Melangyna umbellatarum is a Holarctic species of hoverfly.

==Description==
External images
For terms, see: Morphology of Diptera.

Wing length: 6.5–8.75 mm. This species closely resembles Melangyna ericarum, but the thorax has pale hairs on the disc (many black hairs in M. ericarum). The jowls have only pale hairs below the eyes, whereas M. ericarum has some black hairs. Tergite 2 has moderately large, yellow side-spots which extend close to or over the side-margins of the tergite (they are widely set back from it in M. ericarum). The legs have distinct clear orange markings (obscure in M. ericarum), and the four anterior femora have few or none of the posterior black bristles present in M. ericarum.
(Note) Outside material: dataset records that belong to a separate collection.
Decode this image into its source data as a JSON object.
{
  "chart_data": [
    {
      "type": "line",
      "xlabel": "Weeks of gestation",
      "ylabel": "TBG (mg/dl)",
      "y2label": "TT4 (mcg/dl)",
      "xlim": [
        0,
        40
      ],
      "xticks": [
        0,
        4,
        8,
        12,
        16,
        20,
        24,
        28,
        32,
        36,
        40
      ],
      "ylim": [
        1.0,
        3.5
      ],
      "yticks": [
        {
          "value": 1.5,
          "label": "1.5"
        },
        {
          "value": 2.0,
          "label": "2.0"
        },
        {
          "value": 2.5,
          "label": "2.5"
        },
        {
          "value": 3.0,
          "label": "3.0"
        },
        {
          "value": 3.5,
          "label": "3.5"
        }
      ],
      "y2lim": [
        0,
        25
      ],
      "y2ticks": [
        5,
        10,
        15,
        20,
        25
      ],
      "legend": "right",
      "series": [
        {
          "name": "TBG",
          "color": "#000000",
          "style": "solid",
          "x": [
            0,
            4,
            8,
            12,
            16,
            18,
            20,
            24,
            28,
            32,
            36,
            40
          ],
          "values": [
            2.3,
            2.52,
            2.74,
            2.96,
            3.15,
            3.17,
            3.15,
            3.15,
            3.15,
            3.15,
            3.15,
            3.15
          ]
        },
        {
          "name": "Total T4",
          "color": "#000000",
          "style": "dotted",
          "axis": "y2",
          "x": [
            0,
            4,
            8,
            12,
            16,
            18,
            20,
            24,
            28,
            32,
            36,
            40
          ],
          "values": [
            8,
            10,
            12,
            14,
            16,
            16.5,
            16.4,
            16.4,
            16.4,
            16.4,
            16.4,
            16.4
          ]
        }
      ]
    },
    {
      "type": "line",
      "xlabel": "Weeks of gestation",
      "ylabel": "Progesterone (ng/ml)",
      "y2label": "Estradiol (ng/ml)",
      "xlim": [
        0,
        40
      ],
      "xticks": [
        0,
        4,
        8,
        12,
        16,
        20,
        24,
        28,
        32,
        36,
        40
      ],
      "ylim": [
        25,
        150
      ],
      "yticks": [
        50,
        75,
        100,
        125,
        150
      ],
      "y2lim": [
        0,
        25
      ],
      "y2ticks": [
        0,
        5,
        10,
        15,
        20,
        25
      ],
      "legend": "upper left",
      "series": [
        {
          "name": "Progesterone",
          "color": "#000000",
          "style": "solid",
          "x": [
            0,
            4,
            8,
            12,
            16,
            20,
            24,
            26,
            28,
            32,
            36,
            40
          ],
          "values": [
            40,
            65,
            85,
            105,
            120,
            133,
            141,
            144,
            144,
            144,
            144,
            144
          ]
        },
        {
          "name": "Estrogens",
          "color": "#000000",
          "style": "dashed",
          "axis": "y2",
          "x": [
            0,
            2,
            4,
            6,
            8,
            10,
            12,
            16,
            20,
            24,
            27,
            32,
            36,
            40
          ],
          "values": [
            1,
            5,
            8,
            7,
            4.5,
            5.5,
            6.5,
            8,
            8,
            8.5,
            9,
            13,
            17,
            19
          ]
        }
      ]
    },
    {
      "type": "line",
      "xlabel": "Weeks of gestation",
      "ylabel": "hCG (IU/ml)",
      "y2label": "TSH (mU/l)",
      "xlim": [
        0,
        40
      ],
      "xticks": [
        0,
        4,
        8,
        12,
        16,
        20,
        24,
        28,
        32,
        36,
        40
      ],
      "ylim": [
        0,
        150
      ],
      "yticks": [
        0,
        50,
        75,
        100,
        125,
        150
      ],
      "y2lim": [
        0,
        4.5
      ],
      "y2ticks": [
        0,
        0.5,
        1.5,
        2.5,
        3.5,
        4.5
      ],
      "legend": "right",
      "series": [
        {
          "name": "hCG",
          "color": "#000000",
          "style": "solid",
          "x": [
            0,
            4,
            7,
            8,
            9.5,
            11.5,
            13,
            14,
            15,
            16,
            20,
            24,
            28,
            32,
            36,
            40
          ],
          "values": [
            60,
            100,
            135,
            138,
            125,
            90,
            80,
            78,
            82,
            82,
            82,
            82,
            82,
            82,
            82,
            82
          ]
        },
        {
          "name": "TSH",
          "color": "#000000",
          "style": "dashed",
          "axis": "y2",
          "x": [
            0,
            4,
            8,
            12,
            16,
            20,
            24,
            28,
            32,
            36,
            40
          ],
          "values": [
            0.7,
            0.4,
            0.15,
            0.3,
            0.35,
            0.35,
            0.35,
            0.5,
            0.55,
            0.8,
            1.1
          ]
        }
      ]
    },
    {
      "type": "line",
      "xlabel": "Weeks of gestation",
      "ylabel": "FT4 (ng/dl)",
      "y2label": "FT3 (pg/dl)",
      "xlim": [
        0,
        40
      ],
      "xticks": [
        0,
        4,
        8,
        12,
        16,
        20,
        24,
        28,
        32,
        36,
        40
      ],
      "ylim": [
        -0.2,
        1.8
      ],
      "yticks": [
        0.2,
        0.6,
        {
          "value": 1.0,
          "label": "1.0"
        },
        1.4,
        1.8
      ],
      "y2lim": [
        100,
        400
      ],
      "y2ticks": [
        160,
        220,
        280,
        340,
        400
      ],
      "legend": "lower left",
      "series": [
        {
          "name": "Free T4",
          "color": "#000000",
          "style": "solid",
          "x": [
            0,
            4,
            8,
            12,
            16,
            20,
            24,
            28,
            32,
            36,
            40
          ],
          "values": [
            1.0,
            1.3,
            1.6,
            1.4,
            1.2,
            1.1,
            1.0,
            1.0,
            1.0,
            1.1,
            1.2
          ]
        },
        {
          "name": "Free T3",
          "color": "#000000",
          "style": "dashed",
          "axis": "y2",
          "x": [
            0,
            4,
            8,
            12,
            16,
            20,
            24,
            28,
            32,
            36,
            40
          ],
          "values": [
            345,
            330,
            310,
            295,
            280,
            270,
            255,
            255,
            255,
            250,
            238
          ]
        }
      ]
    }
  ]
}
For full characters and references, see Bartsch et al. and Bei-Bienko, G.Y. & Steyskal, G.C. The male terminalia are figured by Hippa.

==Distribution==
Palearctic: Fennoscandia south to Iberia, Ireland east through North Europe, Central Europe and South Europe then east into European Russia and Siberia to Kamchatka. Nearctic: Alaska to Arizona (records may be referable to M. fisherii (Walton).

==Biology==
Habitat: streams with Salix, Salix carr, beside streams and rivers fringed by Salix. Flowers visited include white umbellifers, Foeniculum, Euphorbia,
Filipendula ulmaria, Sorbus. The flight period is May to September.Larvae predate aphids.